A similar case can be made about the former Yugoslavia, where lands that existed under Austro-Hungarian rule for 800 years were joined to lands that spent almost as long under Ottoman suzerainty. The war that erupted in 1991 in no small measure pitted those parts that had been ruled by the German-speaking empires against those that avoided such colonization.

Boundaries drawn in colonial times, even if unchanged after independence, still create problems, especially in Africa. Where colonial constructions force disparate peoples together by the arbitrariness of a colonial map-maker's pen, nationhood becomes elusive. Older tribal and clan loyalties in Africa were mangled by the boundaries drawn, in distant cities like Berlin, for colonially-created states whose post-independence leaders needed to invent new traditions and national identities. The result was the manufacture of unconvincing political myths, as artificial as the countries they mythologize, which all-too-often cannot command genuine patriotic allegiance from their citizenry.

State failure in the wake of colonialism is another source of conflict. The collapse of effective central governments - manifested in recent years in Sierra Leone, Liberia and Somalia - could unleash a torrent of alarming possibilities because ``weak states,'' particularly in Africa, seem vulnerable to collapsing in a welter of conflict.

Underdevelopment in post-colonial societies itself causes conflict.
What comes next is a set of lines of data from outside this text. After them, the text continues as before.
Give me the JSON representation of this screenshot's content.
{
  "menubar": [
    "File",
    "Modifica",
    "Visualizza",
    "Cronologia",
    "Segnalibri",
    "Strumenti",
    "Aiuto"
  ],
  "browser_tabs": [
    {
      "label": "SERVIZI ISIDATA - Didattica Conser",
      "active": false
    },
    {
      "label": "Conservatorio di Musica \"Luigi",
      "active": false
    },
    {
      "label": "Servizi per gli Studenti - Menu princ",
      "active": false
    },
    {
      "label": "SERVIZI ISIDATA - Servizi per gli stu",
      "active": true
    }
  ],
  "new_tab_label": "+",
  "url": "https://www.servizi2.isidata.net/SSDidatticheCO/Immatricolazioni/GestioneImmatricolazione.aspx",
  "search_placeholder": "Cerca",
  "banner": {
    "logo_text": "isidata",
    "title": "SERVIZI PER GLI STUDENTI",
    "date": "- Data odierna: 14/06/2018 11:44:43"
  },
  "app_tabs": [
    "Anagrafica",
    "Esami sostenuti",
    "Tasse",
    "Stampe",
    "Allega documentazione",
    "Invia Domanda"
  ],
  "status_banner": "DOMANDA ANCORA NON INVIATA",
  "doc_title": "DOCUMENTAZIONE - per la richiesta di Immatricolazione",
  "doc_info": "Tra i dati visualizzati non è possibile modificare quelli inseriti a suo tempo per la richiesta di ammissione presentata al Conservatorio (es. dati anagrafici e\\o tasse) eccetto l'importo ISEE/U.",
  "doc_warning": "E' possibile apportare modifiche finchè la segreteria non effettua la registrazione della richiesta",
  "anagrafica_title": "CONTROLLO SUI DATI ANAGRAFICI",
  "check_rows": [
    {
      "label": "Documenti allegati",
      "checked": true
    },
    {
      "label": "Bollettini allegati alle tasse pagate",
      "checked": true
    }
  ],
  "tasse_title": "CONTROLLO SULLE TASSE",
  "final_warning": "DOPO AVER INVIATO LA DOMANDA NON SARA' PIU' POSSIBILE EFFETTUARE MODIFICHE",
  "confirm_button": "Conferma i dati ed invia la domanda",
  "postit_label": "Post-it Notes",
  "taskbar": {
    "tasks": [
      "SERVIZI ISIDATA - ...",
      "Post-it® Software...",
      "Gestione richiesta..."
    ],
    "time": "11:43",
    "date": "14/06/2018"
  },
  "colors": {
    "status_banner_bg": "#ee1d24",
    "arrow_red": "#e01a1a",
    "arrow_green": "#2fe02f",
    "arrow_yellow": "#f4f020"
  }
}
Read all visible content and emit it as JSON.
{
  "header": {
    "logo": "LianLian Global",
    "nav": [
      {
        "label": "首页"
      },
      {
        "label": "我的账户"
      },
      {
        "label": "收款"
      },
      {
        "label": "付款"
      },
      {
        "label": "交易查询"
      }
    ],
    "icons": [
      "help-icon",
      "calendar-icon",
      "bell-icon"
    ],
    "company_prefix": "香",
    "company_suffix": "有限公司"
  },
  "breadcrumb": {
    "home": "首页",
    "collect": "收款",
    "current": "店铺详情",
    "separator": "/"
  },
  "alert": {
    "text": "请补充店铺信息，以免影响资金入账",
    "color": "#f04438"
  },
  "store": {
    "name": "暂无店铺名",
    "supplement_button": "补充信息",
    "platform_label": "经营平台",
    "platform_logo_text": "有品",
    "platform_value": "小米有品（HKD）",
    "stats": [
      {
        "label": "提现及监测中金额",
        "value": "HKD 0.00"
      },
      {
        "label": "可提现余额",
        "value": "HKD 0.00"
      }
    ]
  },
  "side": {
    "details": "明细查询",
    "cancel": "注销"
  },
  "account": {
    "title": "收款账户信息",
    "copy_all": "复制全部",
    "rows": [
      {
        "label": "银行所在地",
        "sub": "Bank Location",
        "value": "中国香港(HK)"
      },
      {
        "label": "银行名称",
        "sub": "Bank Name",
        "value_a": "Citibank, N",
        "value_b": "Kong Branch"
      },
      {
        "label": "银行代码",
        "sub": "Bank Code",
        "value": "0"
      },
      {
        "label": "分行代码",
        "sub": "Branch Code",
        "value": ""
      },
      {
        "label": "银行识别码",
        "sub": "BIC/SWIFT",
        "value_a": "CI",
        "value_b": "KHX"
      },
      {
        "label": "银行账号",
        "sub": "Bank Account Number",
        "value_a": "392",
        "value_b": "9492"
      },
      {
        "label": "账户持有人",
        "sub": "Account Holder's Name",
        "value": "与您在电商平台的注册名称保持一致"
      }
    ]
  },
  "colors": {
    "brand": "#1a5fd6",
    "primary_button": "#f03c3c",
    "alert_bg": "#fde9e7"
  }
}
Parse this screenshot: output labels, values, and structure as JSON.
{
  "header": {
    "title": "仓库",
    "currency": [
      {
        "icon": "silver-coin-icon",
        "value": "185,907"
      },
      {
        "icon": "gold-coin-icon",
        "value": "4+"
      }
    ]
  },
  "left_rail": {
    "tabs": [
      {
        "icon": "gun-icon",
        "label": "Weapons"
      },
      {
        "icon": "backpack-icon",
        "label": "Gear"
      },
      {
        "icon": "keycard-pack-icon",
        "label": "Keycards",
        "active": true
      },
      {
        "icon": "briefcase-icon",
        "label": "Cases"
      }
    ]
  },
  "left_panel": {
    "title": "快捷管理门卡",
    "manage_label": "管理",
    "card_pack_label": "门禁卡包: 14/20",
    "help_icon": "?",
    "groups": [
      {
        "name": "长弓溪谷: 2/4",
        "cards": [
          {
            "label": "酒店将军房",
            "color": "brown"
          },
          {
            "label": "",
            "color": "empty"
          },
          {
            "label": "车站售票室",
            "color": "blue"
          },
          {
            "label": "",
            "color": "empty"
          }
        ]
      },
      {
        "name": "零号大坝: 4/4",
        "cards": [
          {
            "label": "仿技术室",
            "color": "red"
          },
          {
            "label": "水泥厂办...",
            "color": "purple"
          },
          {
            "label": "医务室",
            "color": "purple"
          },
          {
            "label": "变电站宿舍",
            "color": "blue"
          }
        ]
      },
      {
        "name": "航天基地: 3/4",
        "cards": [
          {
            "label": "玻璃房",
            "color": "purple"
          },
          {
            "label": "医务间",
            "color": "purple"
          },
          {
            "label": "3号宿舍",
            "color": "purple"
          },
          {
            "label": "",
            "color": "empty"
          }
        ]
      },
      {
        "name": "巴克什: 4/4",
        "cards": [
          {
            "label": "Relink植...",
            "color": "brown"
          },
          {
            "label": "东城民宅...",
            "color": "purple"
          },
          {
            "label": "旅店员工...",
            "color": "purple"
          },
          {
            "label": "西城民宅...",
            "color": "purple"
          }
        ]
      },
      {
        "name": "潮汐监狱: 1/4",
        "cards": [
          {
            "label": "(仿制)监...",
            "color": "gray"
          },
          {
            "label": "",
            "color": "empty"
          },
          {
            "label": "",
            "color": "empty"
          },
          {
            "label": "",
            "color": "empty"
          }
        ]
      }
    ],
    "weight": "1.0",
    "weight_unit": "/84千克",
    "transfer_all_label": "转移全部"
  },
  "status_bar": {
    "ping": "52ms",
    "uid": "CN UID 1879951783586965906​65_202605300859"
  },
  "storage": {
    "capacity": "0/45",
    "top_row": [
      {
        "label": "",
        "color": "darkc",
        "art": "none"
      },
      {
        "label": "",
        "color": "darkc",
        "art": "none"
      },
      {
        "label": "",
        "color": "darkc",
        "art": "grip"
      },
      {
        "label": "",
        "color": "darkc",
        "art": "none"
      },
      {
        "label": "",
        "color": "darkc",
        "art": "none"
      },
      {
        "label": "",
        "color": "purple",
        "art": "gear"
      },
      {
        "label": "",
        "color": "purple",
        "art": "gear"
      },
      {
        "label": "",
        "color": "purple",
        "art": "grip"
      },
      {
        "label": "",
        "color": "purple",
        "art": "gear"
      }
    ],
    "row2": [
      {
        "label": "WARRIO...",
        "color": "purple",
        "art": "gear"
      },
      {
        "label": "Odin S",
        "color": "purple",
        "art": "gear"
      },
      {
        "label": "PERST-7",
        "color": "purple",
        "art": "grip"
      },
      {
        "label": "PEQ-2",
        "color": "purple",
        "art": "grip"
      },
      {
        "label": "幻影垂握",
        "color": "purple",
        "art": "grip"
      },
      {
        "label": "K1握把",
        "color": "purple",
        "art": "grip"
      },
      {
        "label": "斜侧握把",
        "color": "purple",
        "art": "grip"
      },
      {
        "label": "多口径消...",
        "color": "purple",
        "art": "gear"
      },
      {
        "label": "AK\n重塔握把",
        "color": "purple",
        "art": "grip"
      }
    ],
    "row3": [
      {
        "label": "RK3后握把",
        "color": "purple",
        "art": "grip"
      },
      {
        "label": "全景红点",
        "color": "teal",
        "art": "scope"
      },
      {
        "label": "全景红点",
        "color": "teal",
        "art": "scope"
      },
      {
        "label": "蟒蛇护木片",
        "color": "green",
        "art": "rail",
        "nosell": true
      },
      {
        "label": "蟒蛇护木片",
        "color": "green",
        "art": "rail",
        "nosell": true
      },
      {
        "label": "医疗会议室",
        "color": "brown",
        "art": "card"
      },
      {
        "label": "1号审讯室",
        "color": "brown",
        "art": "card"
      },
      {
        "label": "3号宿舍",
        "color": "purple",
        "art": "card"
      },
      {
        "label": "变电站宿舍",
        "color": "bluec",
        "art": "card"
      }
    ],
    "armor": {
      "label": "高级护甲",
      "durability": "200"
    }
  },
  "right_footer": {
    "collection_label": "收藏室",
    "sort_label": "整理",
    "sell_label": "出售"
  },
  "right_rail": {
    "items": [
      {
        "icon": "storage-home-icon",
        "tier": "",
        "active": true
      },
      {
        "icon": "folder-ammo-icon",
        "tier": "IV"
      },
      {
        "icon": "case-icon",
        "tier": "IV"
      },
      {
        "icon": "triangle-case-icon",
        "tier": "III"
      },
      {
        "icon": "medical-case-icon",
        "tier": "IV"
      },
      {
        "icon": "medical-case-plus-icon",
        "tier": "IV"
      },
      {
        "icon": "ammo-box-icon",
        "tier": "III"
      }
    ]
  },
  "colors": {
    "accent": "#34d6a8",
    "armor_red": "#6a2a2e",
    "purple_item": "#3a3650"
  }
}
The uneven development of infrastructure, as a result of priorities skewed to benefit colonialists, can lead to resources being distributed unevenly, which can lead to increasing social fissures. Underdevelopment in many countries of the South, which are faring poorly in their struggle to remain viable in a globalizing world, creates conditions of desperate poverty, ecological collapse and rootless, unemployed populations beyond the control of atrophying state systems.

We will not create a better world in the 21 st century by forgetting what happened in the 19 th and much of the 20 th . This is not to say that our responses to the dangers emerging from the legacies of the past must be rooted in the past. There is a greater need than ever before for innovative, forward-looking approaches to global governance. As we embark upon the still-new millennium, though, it seems ironically clear that tomorrow's possible disorder might be due, in no small part, to yesterday's colonial order.

I have no wish to give politicians in post-colonial countries whose leadership has been found wanting any reason to find excuses in the past for their own failures. But in looking to understand possible future sources of conflict, the best crystal ball may be a rear-view mirror.